We learn more about Alice's character in chapter five when she meets the caterpillar but it is when she meets the pigeon that we see her assertive side. The conversation she has with the pigeon does not show any kind of submissiveness. The pigeon accuses her of being a serpent but Alice stands up to him and says "I'm not a serpent" (Carroll, 2008: 58). She did not know what the pigeon was talking about but yet she had the respect for it to allow it to talk: "I'm very sorry you've been annoyed" (Carroll, 2008: 59), but she also had respect for herself and stood up for herself and from above we know that once somebody tries to tell a submissive person who they are they agree cause they are too afraid to disagree, it is her that we really notice Alice being her own person and that's interesting because she is in this unknown land and she has adapted so fast to this new world.

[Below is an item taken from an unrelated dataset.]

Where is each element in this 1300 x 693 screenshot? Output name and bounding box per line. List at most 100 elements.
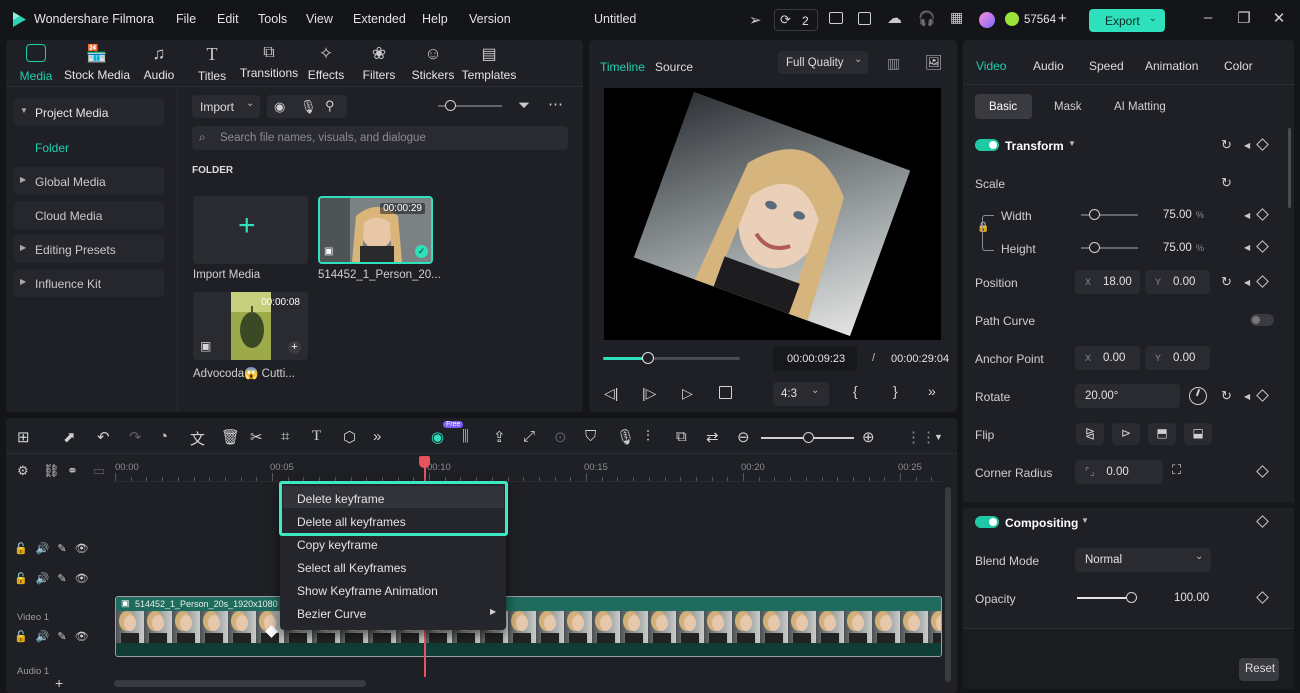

In Alice in Wonderland it is chapter twelve that is the most important chapter. The chapter shows how much Alice has grown in character and puts an end to any of the suggestions that Alice was a submissive child. We see that Alice has grown in height bigger than she has been throughout the book and this could be a symbol for how much she has grown as a person. We have seen that Alice is able to stand up for herself and she shows great courage when she stands up to the king and queen in the trial when they try to tell her that she is a mile high (Carroll, 2008: 152). She puts an end to any ideas of submissiveness, which the king and queen would have thought she would have had, when she corrects the king when he says that "all persons more than a mile high to leave the court" and he says that it's the oldest rule in the book and Alice says that he just made it up and that it should then be the first rule in the book if it's the oldest (Carroll, 2008: 152). This shows how much Alice has developed and further backs up the argument that she is an assertive child. She continues to make get rid of her little girl image when she stands up to the queen and tells her: "who cares for you?" (Carroll, 2008: 158). She does not care who she upsets, even if it is the queen.

Virginia Wolf made a comment on Alice in wonderland that sums up Alice perfectly. She said: "To become a child is to be very literal; to find everything so strange that nothing is surprising; to be heartless, to be ruthless, yet to be so passionate that a snub or a shadow drapes the world in gloom. It is so to be Alice in Wonderland" (Woolf, 1967: 254-255).

We see throughout the book Alice's development as a child maturing and she provided many examples that she is not a submissive child because if she was then this adventure would not have been so interesting and enjoyable to read, we would have had a boring book that we would not have finished if she was submissive. Carroll gives us an image of a realistic child in a gripping adventure that is in fact Alice's personality and this book will continue to attract the attention of a very broad audience for years to come (Clark, 1982: 65-76).